Laboratory Diagnosis

Advanced human immunodeficiency virus infection and persistent severe acute respiratory syndrome coronavirus 2 infection.

Discussion of Management

Dr. Richard J. Lessells: Since late 2020, there have been multiple reports of persistent SARS-CoV-2 infection with intrahost evolution, usually in immunocompromised hosts. In South Africa, we have documented persistent infections in persons with advanced HIV infection.^16,21 Suspected persistent infections can be identified from longitudinal follow-up of individual patients in clinical care or research studies, from active surveillance for suspected reinfections or persistent infections, or from targeted investigation of unusual sequences obtained during routine genomic surveillance.

There are no specific evidence-based management guidelines for persistent SARS-CoV-2 infection.²² Case reports of persistent infection have described treatment with antiviral agents, monoclonal antibodies, and convalescent plasma, often in combination, but the efficacy of any single or combination therapy for persistent infection has not yet been established.^23,24 At the time of the patient’s current presentation, antiviral agents (remdesivir, molnupiravir, and nirmatrelvir–ritonavir) and monoclonal antibodies were either not yet approved or not available for use in the public health sector in South Africa. Anti–SARS-CoV-2 monoclonal antibodies are no longer active against circulating subvariants of the omicron variant (B.1.1.529).

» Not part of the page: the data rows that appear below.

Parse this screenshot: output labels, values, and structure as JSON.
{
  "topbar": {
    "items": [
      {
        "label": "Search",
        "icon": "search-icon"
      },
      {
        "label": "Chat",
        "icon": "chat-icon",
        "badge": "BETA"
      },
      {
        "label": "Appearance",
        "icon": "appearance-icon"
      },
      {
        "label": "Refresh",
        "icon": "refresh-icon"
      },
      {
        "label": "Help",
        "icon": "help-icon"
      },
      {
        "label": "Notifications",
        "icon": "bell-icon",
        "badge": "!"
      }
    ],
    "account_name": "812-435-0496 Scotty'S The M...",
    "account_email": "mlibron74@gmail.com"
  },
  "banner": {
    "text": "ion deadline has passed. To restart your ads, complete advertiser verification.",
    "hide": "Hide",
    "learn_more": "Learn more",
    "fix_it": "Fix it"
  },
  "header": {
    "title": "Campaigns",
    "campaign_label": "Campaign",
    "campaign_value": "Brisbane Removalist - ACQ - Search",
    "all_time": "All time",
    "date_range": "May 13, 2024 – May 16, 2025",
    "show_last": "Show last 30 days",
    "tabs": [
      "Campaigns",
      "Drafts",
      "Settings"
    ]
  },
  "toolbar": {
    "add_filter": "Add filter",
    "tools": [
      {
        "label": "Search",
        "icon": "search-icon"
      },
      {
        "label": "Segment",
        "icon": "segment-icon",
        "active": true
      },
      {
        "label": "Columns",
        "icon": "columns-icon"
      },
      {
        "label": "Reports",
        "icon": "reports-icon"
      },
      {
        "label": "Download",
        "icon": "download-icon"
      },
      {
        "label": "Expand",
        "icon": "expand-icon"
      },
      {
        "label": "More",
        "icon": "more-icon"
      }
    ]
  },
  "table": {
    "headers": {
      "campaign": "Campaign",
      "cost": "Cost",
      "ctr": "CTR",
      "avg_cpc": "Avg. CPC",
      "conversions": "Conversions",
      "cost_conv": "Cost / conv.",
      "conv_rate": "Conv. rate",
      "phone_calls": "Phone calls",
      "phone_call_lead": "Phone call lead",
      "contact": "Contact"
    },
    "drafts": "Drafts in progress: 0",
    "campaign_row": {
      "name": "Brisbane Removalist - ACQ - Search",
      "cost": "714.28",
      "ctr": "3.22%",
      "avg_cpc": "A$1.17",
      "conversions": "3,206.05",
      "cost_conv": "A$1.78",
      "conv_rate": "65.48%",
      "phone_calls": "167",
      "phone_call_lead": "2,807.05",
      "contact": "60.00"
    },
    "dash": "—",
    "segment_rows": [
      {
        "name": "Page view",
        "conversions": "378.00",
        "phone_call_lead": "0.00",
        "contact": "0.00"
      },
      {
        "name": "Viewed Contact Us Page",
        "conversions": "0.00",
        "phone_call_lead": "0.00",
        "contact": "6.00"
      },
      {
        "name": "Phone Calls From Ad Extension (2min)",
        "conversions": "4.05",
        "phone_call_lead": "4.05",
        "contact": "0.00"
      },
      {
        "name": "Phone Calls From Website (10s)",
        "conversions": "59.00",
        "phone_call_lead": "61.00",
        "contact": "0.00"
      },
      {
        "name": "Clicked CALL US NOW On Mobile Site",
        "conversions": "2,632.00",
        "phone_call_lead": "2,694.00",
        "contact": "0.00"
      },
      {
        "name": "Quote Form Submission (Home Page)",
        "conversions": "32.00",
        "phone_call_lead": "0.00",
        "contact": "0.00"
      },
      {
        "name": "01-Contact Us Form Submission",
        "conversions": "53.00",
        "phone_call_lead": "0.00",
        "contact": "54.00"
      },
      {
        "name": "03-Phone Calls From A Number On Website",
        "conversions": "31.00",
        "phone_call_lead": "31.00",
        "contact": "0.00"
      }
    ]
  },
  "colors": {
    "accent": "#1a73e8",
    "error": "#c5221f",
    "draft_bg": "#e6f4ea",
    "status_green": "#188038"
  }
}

Effective treatment of the underlying disease is an essential component of the management of persistent SARS-CoV-2 infection in immunocompromised patients. Limited evidence from case reports of persistent SARS-CoV-2 infection in patients with advanced HIV infection suggests that effective clearance of SARS-CoV-2 can occur after the commencement of effective ART and HIV suppression.^16,21 Given the treatment history in this patient, the ART regimen was changed to a once-daily fixed-dose combination of tenofovir disoproxil fumarate, lamivudine, and dolutegravir just before the current presentation.

Follow-up

Dr. Nithendra Manickchund (Internal Medicine): Because no antiviral therapies for SARS-CoV-2 infection were available in South Africa at the time of the patient’s current presentation, the goal was to suppress HIV replication and reconstitute her immune system to resolve the Covid-19. Five weeks after the ART regimen was changed to a dolutegravir-based regimen, the patient began to have severe headaches on the right side, ptosis of the right eye, and an inability to move her right eye laterally. She presented to the clinic with these acute neurologic changes and was transferred to the hospital out of concern for IRIS. Computed tomography (CT) of the head, performed after the administration of intravenous contrast material, revealed a mass in the cavernous sinus with occlusion of the right internal carotid artery. Aspergillus fumigatus was isolated from two sputum specimens. On review of a second CT scan of the head, the mass was thought to be suggestive of aspergillosis, and treatment with intravenous amphotericin B was initiated.

RT-PCR testing of nasopharyngeal specimens for SARS-CoV-2 remained positive for the first 2 weeks of the hospitalization, but the infection had resolved by the third week. The patient neared HIV suppression at that time, with an HIV RNA level of 118 copies per milliliter of plasma, and had a modest improvement in the CD4 cell count. While awaiting biopsy for the intracranial mass, the patient died suddenly in the hospital. A postmortem examination was not performed.

Final Diagnosis

Advanced human immunodeficiency virus infection, persistent severe acute respiratory syndrome coronavirus 2 infection, and rhinocerebral aspergillus superinfection.